Insiders at the BBC have voiced concern that cuts are being made at a senior level. One said: ‘The older, more experienced editorial brains are the ones going, rather than the younger broadcast assistants and broadcast journalists who are also the least experienced.’

There is further concern that the new jobs promised would be technical rather than creative and therefore not interesting enough to keep the top talent within the newsroom.

The newsroom plans include the introduction of a multimedia production unit called Mediawire. It will be a multimedia version of Newswire, used by the BBC radio newsroom, which takes clips from BBC news interviews and distributes them across BBC programmes.

Production will be centralised, Horrocks said, but staff working on programmes will be focused solely on their programme or platform, but they will be asked to take a more multimedia approach to using their material.

A multimedia editor’s role has been created, which senior editors will share on a rotational basis. They will be responsible for resolving differences between platforms.

Radio news staff are concerned that the merged newsroom will affect their own bespoke coverage. One source said: ‘You send a TV reporter who knocks out a radio report – the radio people don’t get their own four-star service. That’s the worry.”

‘It’s constructive ambiguity,’said Horrocks. ‘Rather than everyone fighting over resources and the alternative of a centralised regime – it’s about a balance between those two extremes and we’re putting in place a system that allows that to be struck by those key editors.”

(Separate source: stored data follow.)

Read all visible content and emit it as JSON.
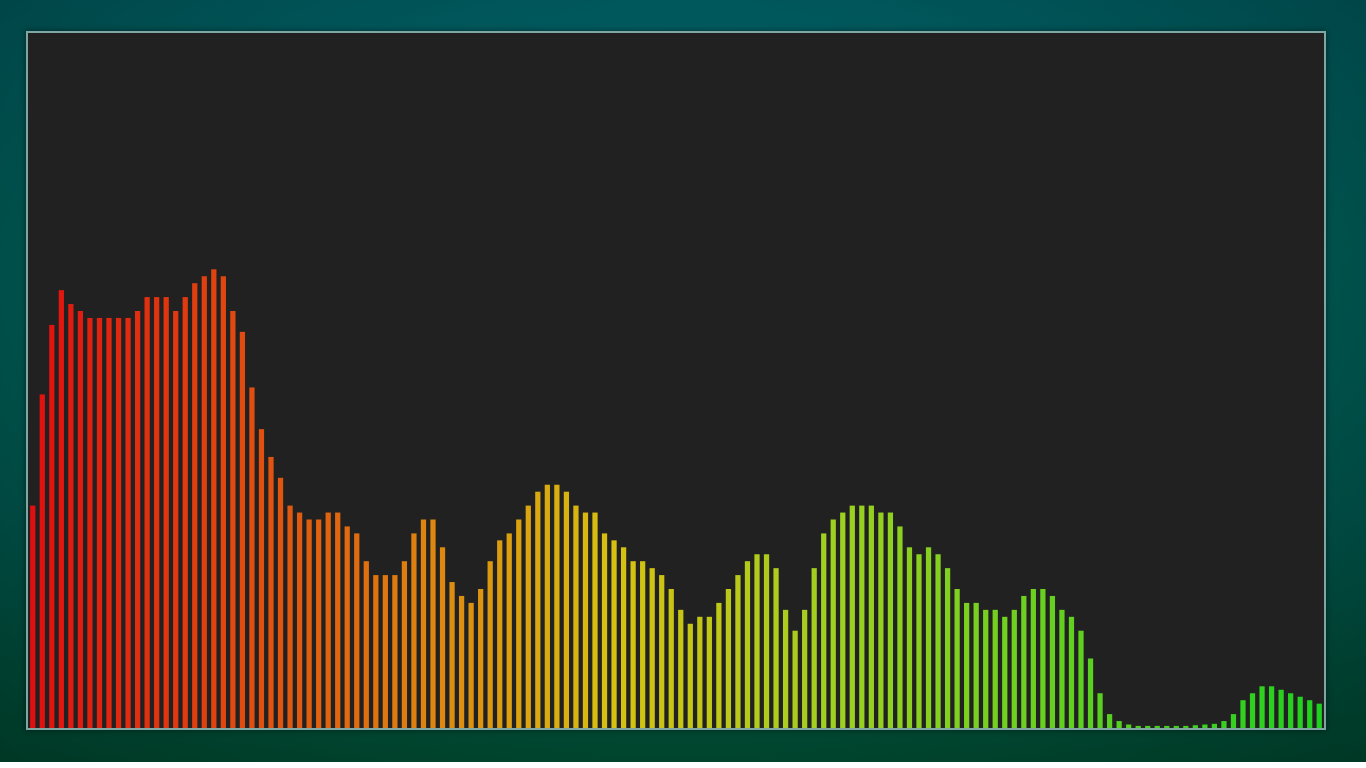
{
  "visualizer": {
    "type": "bar",
    "colors": {
      "low": "#e01010",
      "mid_low": "#e06010",
      "mid": "#d8c010",
      "mid_high": "#a0d020",
      "high": "#20d020",
      "panel_background": "#212121",
      "panel_border": "#7fa6a2",
      "frame_background": "#005a55"
    },
    "levels": [
      0.32,
      0.48,
      0.58,
      0.63,
      0.61,
      0.6,
      0.59,
      0.59,
      0.59,
      0.59,
      0.59,
      0.6,
      0.62,
      0.62,
      0.62,
      0.6,
      0.62,
      0.64,
      0.65,
      0.66,
      0.65,
      0.6,
      0.57,
      0.49,
      0.43,
      0.39,
      0.36,
      0.32,
      0.31,
      0.3,
      0.3,
      0.31,
      0.31,
      0.29,
      0.28,
      0.24,
      0.22,
      0.22,
      0.22,
      0.24,
      0.28,
      0.3,
      0.3,
      0.26,
      0.21,
      0.19,
      0.18,
      0.2,
      0.24,
      0.27,
      0.28,
      0.3,
      0.32,
      0.34,
      0.35,
      0.35,
      0.34,
      0.32,
      0.31,
      0.31,
      0.28,
      0.27,
      0.26,
      0.24,
      0.24,
      0.23,
      0.22,
      0.2,
      0.17,
      0.15,
      0.16,
      0.16,
      0.18,
      0.2,
      0.22,
      0.24,
      0.25,
      0.25,
      0.23,
      0.17,
      0.14,
      0.17,
      0.23,
      0.28,
      0.3,
      0.31,
      0.32,
      0.32,
      0.32,
      0.31,
      0.31,
      0.29,
      0.26,
      0.25,
      0.26,
      0.25,
      0.23,
      0.2,
      0.18,
      0.18,
      0.17,
      0.17,
      0.16,
      0.17,
      0.19,
      0.2,
      0.2,
      0.19,
      0.17,
      0.16,
      0.14,
      0.1,
      0.05,
      0.02,
      0.01,
      0.005,
      0.003,
      0.003,
      0.003,
      0.003,
      0.003,
      0.003,
      0.004,
      0.005,
      0.006,
      0.01,
      0.02,
      0.04,
      0.05,
      0.06,
      0.06,
      0.055,
      0.05,
      0.045,
      0.04,
      0.035
    ]
  }
}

Insiders at the BBC have criticised plans as a re-run of the bi-media initiative to converge TV and radio under director general John Birt. But Horrocks said the new changes would be more gradual.

The physical reorganisation of staff will begin in the New Year. By April, News 24 and BBC One will have moved on to one floor and by autumn, the online operation will be in the newsroom.

‘We’re changing things very quickly,’said Horrocks. ‘Daily editorial meetings will change that day and people will see things happen in a multimedia way rapidly, in terms of how their bosses are thinking and the decisions we are taking.”